15. Cut a circular hole in the top and bottom of a box. Stick it on your lap and tell him to reach in for a present. It's crude, yeah, but it's also a handjob. Repeat ad infinitum.

16. Tell him he is to eat a whole watermellon in one mouthful. On the way to the hospital, keep telling him 'I can't believe we're missing your grandmother's funeral for this.'

17. Buy him a bible at a young age and tell him to 'digest it'. If he's smart, he'll figure it out. If not, the bible's pages were soaked in LSD.

18. If he's ill you can't have him running around. Nail him to the floor. To ease his mind, the nails should be in a box marked 'medicine', and you should be wearing a hat. (At time of writing, very few children are afraid of hats)

19. If you're out and he starts complaining, ask him why he is afraid of the truth. If he says he's not, you can catch him out by telling him his mother died that morning.

20. If he needs to be punished, I've always found a simple clothes iron can make quite an impression.

21. If he can't sleep after watching a scary film, unload a round of lead into the television and tell him that it's coming out of his allowance. If he points out he doesn't receive an allowance, point out you don't have a son and tell him to get out.

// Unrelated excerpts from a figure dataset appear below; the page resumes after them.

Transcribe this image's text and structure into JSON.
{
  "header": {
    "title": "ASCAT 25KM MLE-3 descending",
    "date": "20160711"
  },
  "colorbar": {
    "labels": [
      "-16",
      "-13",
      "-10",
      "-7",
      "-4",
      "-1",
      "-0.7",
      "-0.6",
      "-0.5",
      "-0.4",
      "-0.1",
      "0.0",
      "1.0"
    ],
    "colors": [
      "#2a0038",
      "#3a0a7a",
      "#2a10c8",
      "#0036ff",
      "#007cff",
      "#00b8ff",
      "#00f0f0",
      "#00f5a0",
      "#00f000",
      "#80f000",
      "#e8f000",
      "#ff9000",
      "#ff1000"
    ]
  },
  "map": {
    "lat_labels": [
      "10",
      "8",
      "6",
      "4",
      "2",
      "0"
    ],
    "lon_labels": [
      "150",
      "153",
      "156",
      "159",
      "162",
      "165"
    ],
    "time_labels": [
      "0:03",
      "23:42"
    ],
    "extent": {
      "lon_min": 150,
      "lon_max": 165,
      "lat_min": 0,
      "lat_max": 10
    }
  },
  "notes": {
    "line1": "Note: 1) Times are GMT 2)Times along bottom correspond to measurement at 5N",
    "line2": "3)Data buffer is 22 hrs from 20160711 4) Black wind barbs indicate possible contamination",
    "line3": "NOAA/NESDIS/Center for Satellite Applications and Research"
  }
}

22. Mark out the 'day of atonement' at a distant date in the future on the calender. As it begins to approach, begin reminding him, occasionally at first but increasing in frequency as time passes. Don't tell him exactly what it means, but stress the importance as much as you can. The night before, cement over his doors and windows. After he manages to break out, staple his tongue to his lips. After he missed the big day, anything he says will just make matters worse.

23. One day, ask him if he would like horse lips. The next day give him horse lips.

24. Take him to the forest to go hunting. If he shoots something, ask him 'Jesus, can't you go 10 minutes without killing something?' He won't understand at first but when he gets home and his room is filled with poisonous spiders, he'll get it.